(Studying "abroad"/Academia Thread)

France Telecom is quite interesting too:
* 22 000 sacked employees
* 34 suicides / 2 years

[Taiwanese Foxconn employs exorcists...]


// Both: Electronics/Telecommunication/Information Technologies
 
France Telecom is quite interesting too:
* 22 000 sacked employees
* 34 suicides / 2 years

[Taiwanese Foxconn employs exorcists...]


// Both: Electronics/Telecommunication/Information Technologies

Even more than at Apple's factories.


I wonder if that chart is OK (i.e. hasn't been edited by a nincompoop), I've seen different ones and Japan and Finland are always in the top 10. I'm surprised that Finland is 14.
 
Scandinavian countries have some of the highest suicide rates in the world, I wonder what those stats look like at their universities.

Actually, this is a myth. Time for some fun facts:

The reason that Sweden in the 1950s had one of the highest suicide rates in the world is largely due to over-reporting of suicide compared to other countries. See, in Lutheran, bureaucratic Sweden, suicide wasn't nearly as shameful as in Catholic countries. It was largely considered "a private matter" by people and therefore families weren't publicly shamed with uncomfortable publications in newspapers, but the acts were reported to the authorities as it had happened. This lead to suicide being actually reported at real rates in Sweden.

One of the things that you see when you look at new lists is that it's basically all post-Soviet states that are really high. Sweden is actually higher than the United States on the list, but only by 5 or 10 spots.

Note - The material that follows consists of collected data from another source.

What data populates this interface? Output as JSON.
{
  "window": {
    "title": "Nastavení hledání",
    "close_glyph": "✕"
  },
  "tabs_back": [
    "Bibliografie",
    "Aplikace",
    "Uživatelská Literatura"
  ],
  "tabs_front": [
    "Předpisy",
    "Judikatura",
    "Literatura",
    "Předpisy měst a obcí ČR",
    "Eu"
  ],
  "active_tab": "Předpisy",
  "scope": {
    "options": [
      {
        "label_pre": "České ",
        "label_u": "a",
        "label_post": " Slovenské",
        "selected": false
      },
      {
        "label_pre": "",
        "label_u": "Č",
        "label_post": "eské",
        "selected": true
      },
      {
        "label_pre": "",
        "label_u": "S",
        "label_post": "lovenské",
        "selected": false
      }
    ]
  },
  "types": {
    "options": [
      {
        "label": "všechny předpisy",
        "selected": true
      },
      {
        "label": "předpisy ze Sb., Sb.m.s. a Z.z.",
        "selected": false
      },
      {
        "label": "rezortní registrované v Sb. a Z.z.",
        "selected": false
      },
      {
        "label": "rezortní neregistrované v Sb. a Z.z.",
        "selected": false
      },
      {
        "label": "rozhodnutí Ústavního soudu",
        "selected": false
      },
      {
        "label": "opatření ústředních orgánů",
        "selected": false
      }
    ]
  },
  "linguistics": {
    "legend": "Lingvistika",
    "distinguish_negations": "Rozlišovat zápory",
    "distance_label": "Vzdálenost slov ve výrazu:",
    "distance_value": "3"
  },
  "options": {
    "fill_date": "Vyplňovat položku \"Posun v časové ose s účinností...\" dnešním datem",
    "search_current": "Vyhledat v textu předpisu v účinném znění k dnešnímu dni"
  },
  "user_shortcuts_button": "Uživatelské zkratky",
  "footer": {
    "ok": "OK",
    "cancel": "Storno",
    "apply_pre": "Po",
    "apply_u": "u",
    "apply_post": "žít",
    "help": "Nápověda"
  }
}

American conservatives have picked up on the suicide meme to try to somehow say that socialism kills the soul and therefore, people kill themselves. Of course, people in the Scandinavian countries are actually quite happy, do very well on all the world indexes and so forth. So, don't propagate this myth any further.
 
Actually, this is a myth. Time for some fun facts:

The reason that Sweden in the 1950s had one of the highest suicide rates in the world is largely due to over-reporting of suicide compared to other countries. See, in Lutheran, bureaucratic Sweden, suicide wasn't nearly as shameful as in Catholic countries. It was largely considered "a private matter" by people and therefore families weren't publicly shamed with uncomfortable publications in newspapers, but the acts were reported to the authorities as it had happened. This lead to suicide being actually reported at real rates in Sweden.

One of the things that you see when you look at new lists is that it's basically all post-Soviet states that are really high. Sweden is actually higher than the United States on the list, but only by 5 or 10 spots.

American conservatives have picked up on the suicide meme to try to somehow say that socialism kills the soul and therefore, people kill themselves. Of course, people in the Scandinavian countries are actually quite happy, do very well on all the world indexes and so forth. So, don't propagate this myth any further.

'Nuff said! Thanks for the historical bit!
 
Kind of disappointed that I haven't found any Translation programmes in Sweden, at least not in Lund :( . Plus, Stockholm Uni's site is awful; apparently they have a "Translation and Interpretation Institute", but it doesn't really have its own web-page.

Anyone has any pointers concerning translation PhDs in Sweden?